Global Initiatives Grant Report – Social and Moral Regulation of the New Coronavirus Pandemic in Brazil: An Ethnographic and Intersectional Analysis
The research project, “Social and Moral Regulations of the New Coronavirus Pandemic in Brazil: An Ethnographic and Intersectional Analysis,” received funding through the Global Initiatives Grant program. Researchers based in metropolitan regions of Florianópolis, Rio de Janeiro, João Pessoa and Salvador, Brazil carried out the research between July 2020 and June 2021. Research teams explored the perspectives of vulnerable social groups to analyze the social and moral regulations implemented during the Covid-19 pandemic in Brazil from a comparative perspective. The research built upon pre-established relationships between our team of researchers and their respective interlocutors in different contexts.
Axes of analysis included understandings of sanitary measures and the institutional treatment of the dead through the proliferation of death records and the institutional construction of death during the pandemic; the dissemination and implementation of survival strategies among invisibilized and racialized populations, such as Roma peoples, street populations, slum and periphery dwellers, informal workers, gravediggers, educators, essential service professionals, and black female heads of households; and public security policies and their effects on those living in urban territories affected by repression and the prohibition of the illicit drug trade. Professor Dr. Flávia Medeiros at the Federal University of Santa Catarina coordinated the project, which integrated investigators from all levels of academic training. The research was designed to take an ethical approach to conducting research during a moment of social isolation. The historically vulnerable populations whose strategies we hoped to understand were coping with increasing marginality under the Brazilian federal administration. Thus, the initial work of the research group was to use an epistemological framework to probe the ways in which the state limited the livelihoods of certain subjects from a theoretical perspective. At the same time, we carried out a survey of statistical and journalistic data about the pandemic for the purpose of understanding the main indicators of the Covid-19 pandemic. In this survey, key words such as Covid-19; coronavirus; pandemic; numbers; education; science; health; death; market; politics; and cemetery were used to think about the pandemic through interconnections between different contexts.

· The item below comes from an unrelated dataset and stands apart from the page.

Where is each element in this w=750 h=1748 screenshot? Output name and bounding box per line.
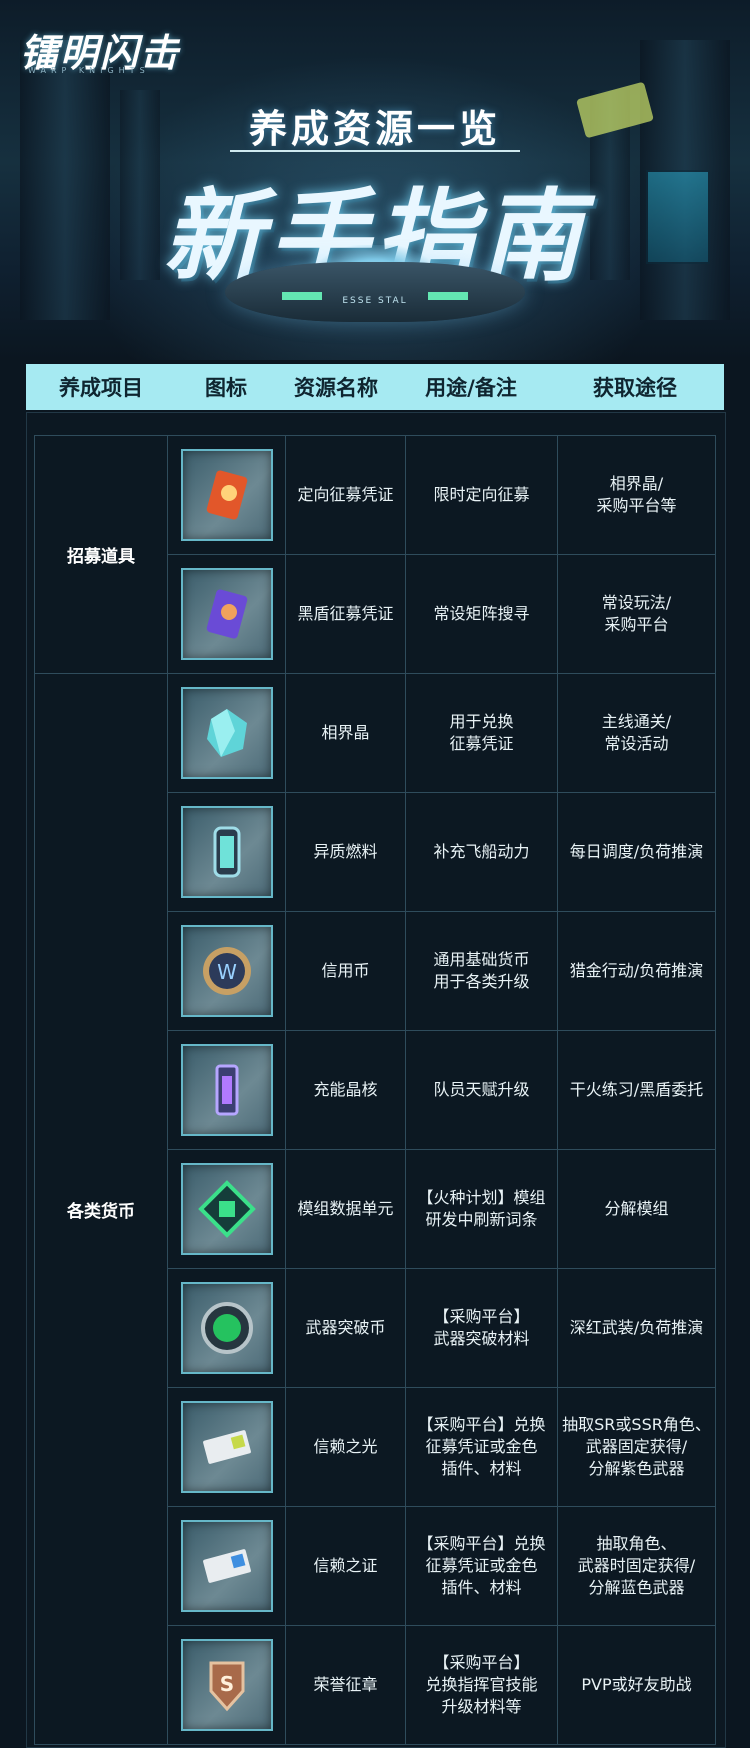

After months of research, the team created a decoupage of the gathered data. Following analysis of the decoupage, a series of questions that needed to be analyzed from the point of view of our interlocutors emerged. We could clearly see how violence against women, children, and people whose bodies are racialized (black, indigenous, gypsies) is exacerbated in these circumstances. As part of our collective research methodology, we kept a field diary from July 1, 2020 to March 6, 2021 whereby each researcher was responsible for writing notes one day per week. By co-writing in our diary, the impact of the pandemic on researchers’ working conditions, daily life and health became evident. This same clarity emerged around issues that intersect different social groups’ access to resources. We studied how people gained access to basic emergency aid and donations of food baskets, hygiene materials and clothing; how they participated in donations and the organization of activities and solidarity networks; what conditioned their access to health and social assistance systems; and how they experienced other situations such as illness and death in the family and neighborhood from Covid-19 or other diseases and the hardships that arise from conditions of social isolation. By conducting ethnographic analysis in different contexts, we sought to understand the social and moral organization of the novel coronavirus pandemic in Brazil from both a specific and comparative perspective.
We have presented our research conclusions in eight papers given at scientific events; twenty-four round tables and academic lectures; six articles in periodicals and three manuscripts to be published in collections that debate human rights, health and the pandemic, and Gypsy/Romani peoples; nine newspaper interviews and on official websites; and in an edited volume of scientific articles produced by members of our team.
Our comparative perspective has allowed us to gain insights into how people in favelas, cemeteries, social services, public transportation, legislative houses, and educational environments such as schools, universities, have reconfigured their daily life practices through creative survival strategies for gaining access to basic needs. There is a gap between state discourse and practice. Instead of fulfilling its role in providing access to basic rights, the state and its institutions create tensions and friction. It is through these gaps and junctures that citizens find possibilities for escaping and reorganizing the conditions that allow them to reduce inequality and regain their dignity.
Preliminary data suggest that the pandemic has produced management strategies that have allowed our interlocutors to negotiate ways of living with precarity and escaping death. In understanding how they have lived through isolation, we conclude that among the possible strategies, the management of care is built upon internal arrangements of care for one’s own, while public management, which purportedly assures safety for the full gamut of Brazilian citizens, does not exist for them.
Our comparative research has shown us that beyond the death of more than 680 thousand Brazilians as a result of the Covid-19 virus, death also touches Brazilians when their right to life and to the belonging that comes with differentiated forms of care, attention, and communication are denied. One kills when one denies the right to a life lived in safety and dignity.